The mice showed characteristics associated with the development of diabetes, including greater body weight, impaired glucose tolerance and decreased sensitivity to insulin. Mice that received the usual lab diet and were injected with an identical dose of the drug did not develop such prediabetic symptoms.

When prediabetic male mice were mated with normal females, the pups too showed impaired glucose tolerance and decreased insulin sensitivity that worsened as they got older.

Paternal prediabetes was found to have altered the expression of 402 genes in the pups’ insulin-producing pancreatic cells. A large proportion of those genes were associated with insulin and glucose metabolism, Dr. Sun and his colleagues noted. The methylation of many such genes in the pancreatic cells had changed.

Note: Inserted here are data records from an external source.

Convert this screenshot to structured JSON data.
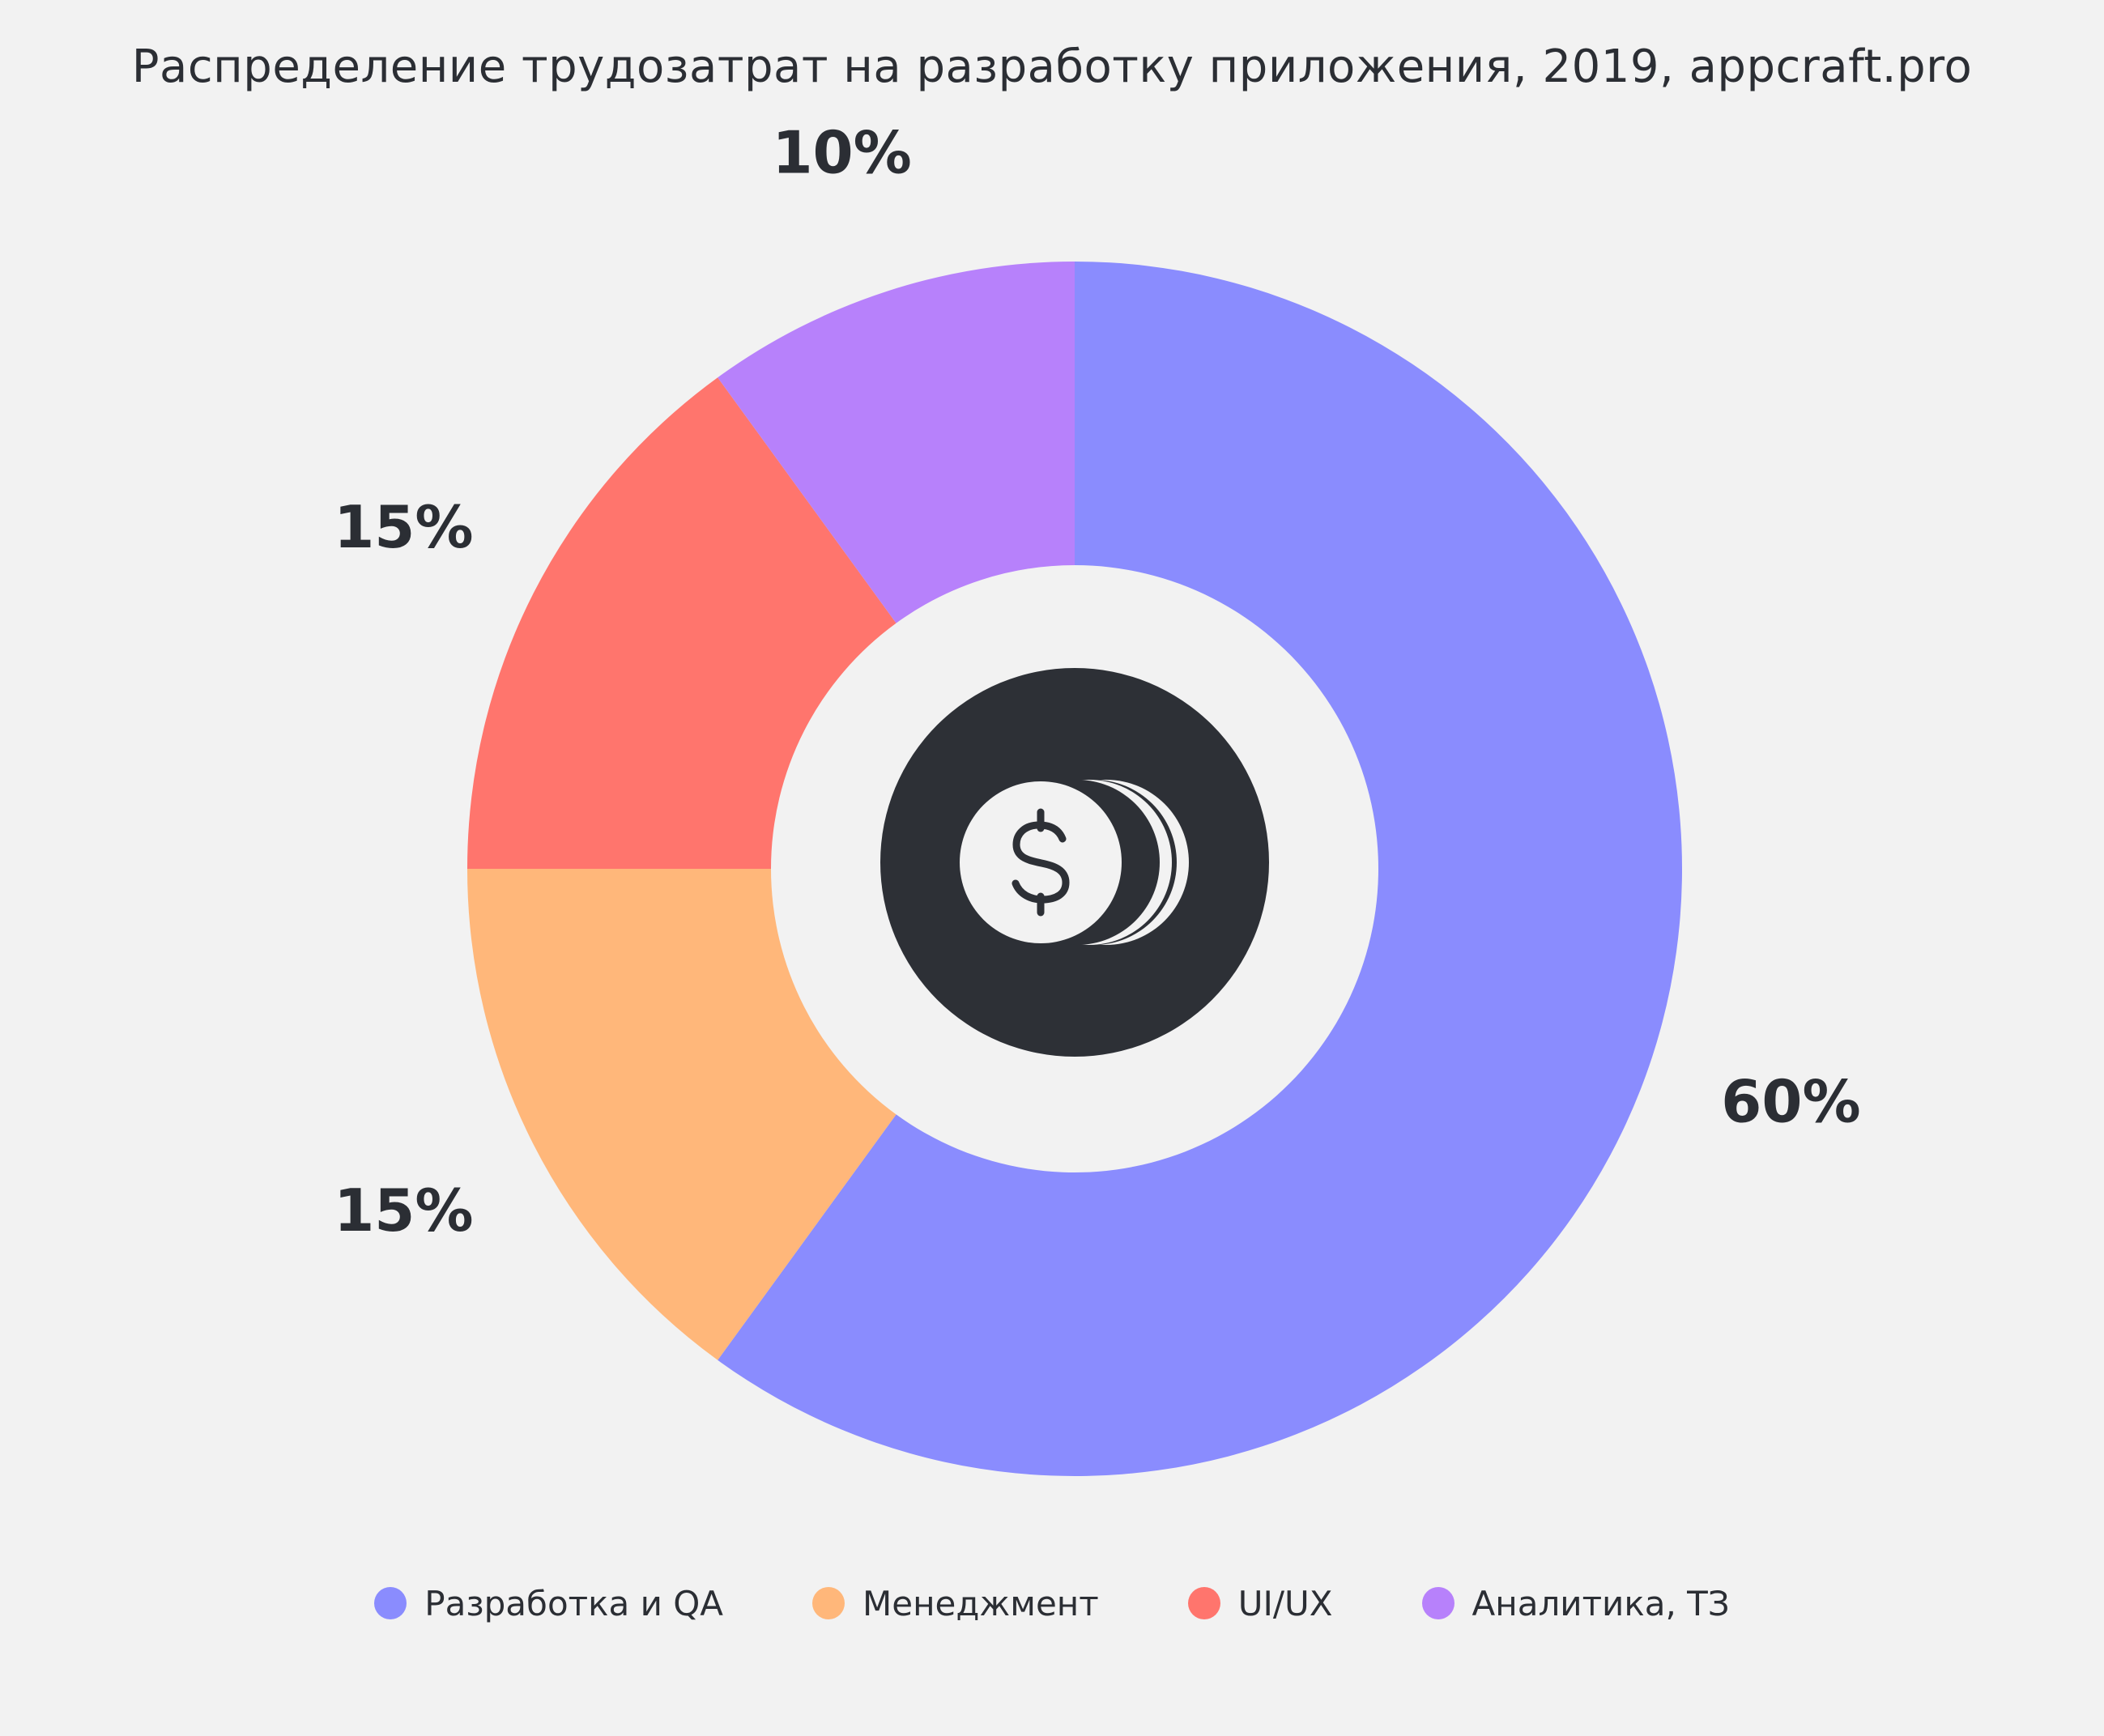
{
  "chart_data": {
    "type": "pie",
    "title": "Распределение трудозатрат на разработку приложения, 2019, appcraft.pro",
    "categories": [
      "Разработка и QA",
      "Менеджмент",
      "UI/UX",
      "Аналитика, ТЗ"
    ],
    "values": [
      60,
      15,
      15,
      10
    ],
    "value_labels": [
      "60%",
      "15%",
      "15%",
      "10%"
    ],
    "colors": [
      "#8a8cfe",
      "#ffb77a",
      "#ff756d",
      "#b781fb"
    ],
    "donut": true,
    "center_icon": "coins-dollar-icon",
    "legend": "bottom"
  },
  "theme": {
    "background": "#f2f2f2",
    "text": "#2b2e34",
    "icon_disc": "#2d3036"
  }
}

The scientists then compared the methylation of genes in sperm from prediabetic mice with those of normal mice. “Of particular interest, we observed that a large proportion of differentially methylated genes identified in sperm overlapped with that of pancreatic islets,” their paper said.

The methylation carried on sperm DNA was typically removed after fertilisation, pointed out Dr. Khosla. “This paper provides strong evidence that something is protecting at least some of this methylation, thereby allowing it to be expressed in the offspring.”

When male progeny of prediabetic fathers were mated with normal female mice, their pups too exhibited impaired glucose tolerance and decreased insulin sensitivity. These second generation mice also had altered methylation patterns.

“These findings may have implications in explaining the prevalence of obesity, type 2 diabetes, and other chronic metabolic diseases,” remarked Dr. Sun and his colleagues in their paper.